Réinsertion sociale des détenus: Quand la sanction se transforme en opportunités

Pierre, Dramane et Ousséni sont des ex-pensionnaires des maisons d’arrêt et de correction de Boromo et de Bobo-Dioulasso. Ils ont profité de leur séjour au pénitencier pour apprendre des métiers qui leur permettent, aujourd’hui, de gagner dignement leur vie. 

Natif de Passakongo dans la province du Mouhoun, Pierre Sama est un ancien pensionnaire de la maison d’arrêt et de correction de Boromo. Bien qu’étant en prison, il ne semble pas avoir abandonné de sitôt les études. Depuis sa cellule, il « bosse » et décroche avec brio le Brevet d’études du premier cycle (BEPC). Au même moment, il préparait parallèlement son permis de conduire qu’il obtient également, toujours en prison. C’est donc bardé de ces deux diplômes qu’il recouvre la liberté en 2021. Au regard de son comportement exemplaire depuis la geôle, Pierre avait acquis la sympathie du chef de service social de la maison d’arrêt de Boromo. C’est d’ailleurs avec le soutien de ce dernier qu’il a pu s’insérer facilement dans la société. Aujourd’hui, Pierre, père de famille, est surveillant dans un établissement secondaire privé à Boromo et dit gagner bien sa vie.   De son témoignage, il estime que  son séjour en prison  lui a beaucoup donné de leçons, lui a forgé une carapace et une autre manière d’affronter la vie. Pierre indique être bien placé pour témoigner que le bagne n’est pas forcement mauvais.
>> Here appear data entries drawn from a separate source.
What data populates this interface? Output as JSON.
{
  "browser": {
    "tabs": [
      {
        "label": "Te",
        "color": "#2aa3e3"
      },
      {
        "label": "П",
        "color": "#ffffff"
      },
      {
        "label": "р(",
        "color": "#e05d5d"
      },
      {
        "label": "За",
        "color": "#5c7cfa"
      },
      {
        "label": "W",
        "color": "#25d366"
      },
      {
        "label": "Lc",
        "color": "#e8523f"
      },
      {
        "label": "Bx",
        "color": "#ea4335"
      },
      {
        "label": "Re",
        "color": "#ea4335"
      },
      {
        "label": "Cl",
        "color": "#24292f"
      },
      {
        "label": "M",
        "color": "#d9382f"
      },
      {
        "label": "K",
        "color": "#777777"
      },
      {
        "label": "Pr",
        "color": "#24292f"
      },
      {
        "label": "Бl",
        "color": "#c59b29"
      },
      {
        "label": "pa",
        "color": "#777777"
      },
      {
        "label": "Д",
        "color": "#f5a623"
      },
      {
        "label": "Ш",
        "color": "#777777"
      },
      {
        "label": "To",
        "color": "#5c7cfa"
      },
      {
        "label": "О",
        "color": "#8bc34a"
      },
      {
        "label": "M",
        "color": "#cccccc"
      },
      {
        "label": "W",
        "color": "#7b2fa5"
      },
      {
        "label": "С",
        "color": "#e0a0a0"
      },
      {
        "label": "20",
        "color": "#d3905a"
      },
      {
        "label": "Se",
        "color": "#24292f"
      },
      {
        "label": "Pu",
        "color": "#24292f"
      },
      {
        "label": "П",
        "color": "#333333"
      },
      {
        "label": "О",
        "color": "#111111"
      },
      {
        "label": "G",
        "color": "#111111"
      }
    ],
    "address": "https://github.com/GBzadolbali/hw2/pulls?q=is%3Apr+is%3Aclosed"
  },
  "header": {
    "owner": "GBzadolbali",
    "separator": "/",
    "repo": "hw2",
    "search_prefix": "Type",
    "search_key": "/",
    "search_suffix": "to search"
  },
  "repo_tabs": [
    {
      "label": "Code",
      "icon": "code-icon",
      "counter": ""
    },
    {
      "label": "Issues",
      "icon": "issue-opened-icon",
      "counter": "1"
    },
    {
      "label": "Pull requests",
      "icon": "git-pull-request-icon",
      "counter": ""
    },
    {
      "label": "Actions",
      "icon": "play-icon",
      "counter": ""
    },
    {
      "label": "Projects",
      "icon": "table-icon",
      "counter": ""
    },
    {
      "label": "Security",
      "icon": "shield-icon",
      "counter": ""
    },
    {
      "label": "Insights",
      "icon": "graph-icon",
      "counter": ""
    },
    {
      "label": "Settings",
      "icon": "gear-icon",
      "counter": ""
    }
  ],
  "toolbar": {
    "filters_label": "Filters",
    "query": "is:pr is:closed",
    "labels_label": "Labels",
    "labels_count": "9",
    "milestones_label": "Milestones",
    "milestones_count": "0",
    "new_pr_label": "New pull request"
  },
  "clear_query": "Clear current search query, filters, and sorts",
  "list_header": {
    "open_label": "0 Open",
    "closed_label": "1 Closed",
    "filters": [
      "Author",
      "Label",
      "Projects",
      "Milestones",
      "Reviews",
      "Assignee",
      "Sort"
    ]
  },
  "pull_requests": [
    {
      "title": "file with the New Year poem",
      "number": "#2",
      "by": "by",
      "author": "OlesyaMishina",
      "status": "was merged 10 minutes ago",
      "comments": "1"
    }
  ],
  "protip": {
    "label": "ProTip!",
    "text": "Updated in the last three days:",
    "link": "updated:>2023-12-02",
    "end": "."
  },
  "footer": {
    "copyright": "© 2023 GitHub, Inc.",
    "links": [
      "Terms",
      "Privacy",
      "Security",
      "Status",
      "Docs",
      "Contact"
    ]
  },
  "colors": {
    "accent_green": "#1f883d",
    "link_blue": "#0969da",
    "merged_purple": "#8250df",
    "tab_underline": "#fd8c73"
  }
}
En effet, au regard des nombreux avantages offerts aux détenus à travers plusieurs métiers d’apprentissage en milieu carcéral, beaucoup s’en sortent bien après leur libération. Mieux, des agents sociaux y sont en tant que conseillers pour eux. Et c’est grâce à ces conseillers que Pierre a été recruté comme surveillant.

Dramane, lui, a séjourné à la maison d’arrêt et de correction de Bobo-Dioulasso  du 28 novembre 2019 au 28 février 2022. Durant son séjour, il a saisi l’occasion pour approfondir ses connaissances en menuiserie dans laquelle il avait déjà des notions. « C’est véritablement en prison que j’ai appris comment on confectionne les meubles, surtout les fauteuils rembourrés et les armoires », précise-t-il. Dramane ne s’est pas arrêté là. Il a aussi appris la  tapisserie qu’il maitrise parfaitement de nos jours. Seulement, confie-t-il, le manque de matériel pour créer son atelier constitue sa plus grande préoccupation. Qu’à cela ne tienne, il dit rassembler progressivement les outils nécessaires pour l’ouverture prochaine de son atelier.  A écouter Dramane, passer un séjour en prison n’est pas synonyme de rater sa vie. Pour lui, c’est un lieu où l’on peut apprendre un métier  de son choix et gagner bien sa vie. « En tous les cas, j’ai beaucoup appris et cela va me permettre de m’insérer facilement dans la société », affirme-t-il.

De belles initiatives

 Ousséni, ex-détenu : « les geôles sont devenues des lieux d’apprentissage et non de sanction »

En conclusion, déclare Dramane,  son séjour en taule n’a pas été vain, parce qu’il s’en est sorti nanti de connaissances qui vont l’aider dans la société. Toujours dans la cité de Sya, nous avons rencontré Ousséni, un autre ex-détenu qui a séjourné à Bolmakoté (nom du quartier où se trouve la prison) de 2019 à 2022. Celui-ci a préféré jeter son dévolu sur la soudure. « Je n’avais aucune notion en soudure avant mon incarcération », relève-t-il. Ce métier, il l’a appris pendant un an huit mois et aujourd’hui, il l’exerce correctement.  Ousséni a déjà ouvert son atelier dans la ville de  Bobo-Dioulasso et nourrit sa famille grâce aux fruits de son travail. Il a pour le moment un employé et compte agrandir son atelier si tout va bien. Aux prisonniers, Ousséni  leur conseille de s’intéresser aux différents métiers qu’on propose en milieu carcéral. Au passage, il salue cette initiative des autorités qui permet aux détenus d’apprendre un métier avant leur sortie. Car, à l’entendre, les geôles sont devenues des lieux d’apprentissage et non de sanction.  Cette nostalgie pousse Ousséni à repartir parfois dans la prison les weekends pour rendre visite à ses ex-codétenus et leur apporter son soutien. A l’administration pénitentiaire, il ne cesse de traduire ses remerciements pour lui avoir donné l’occasion d’apprendre son métier de soudure.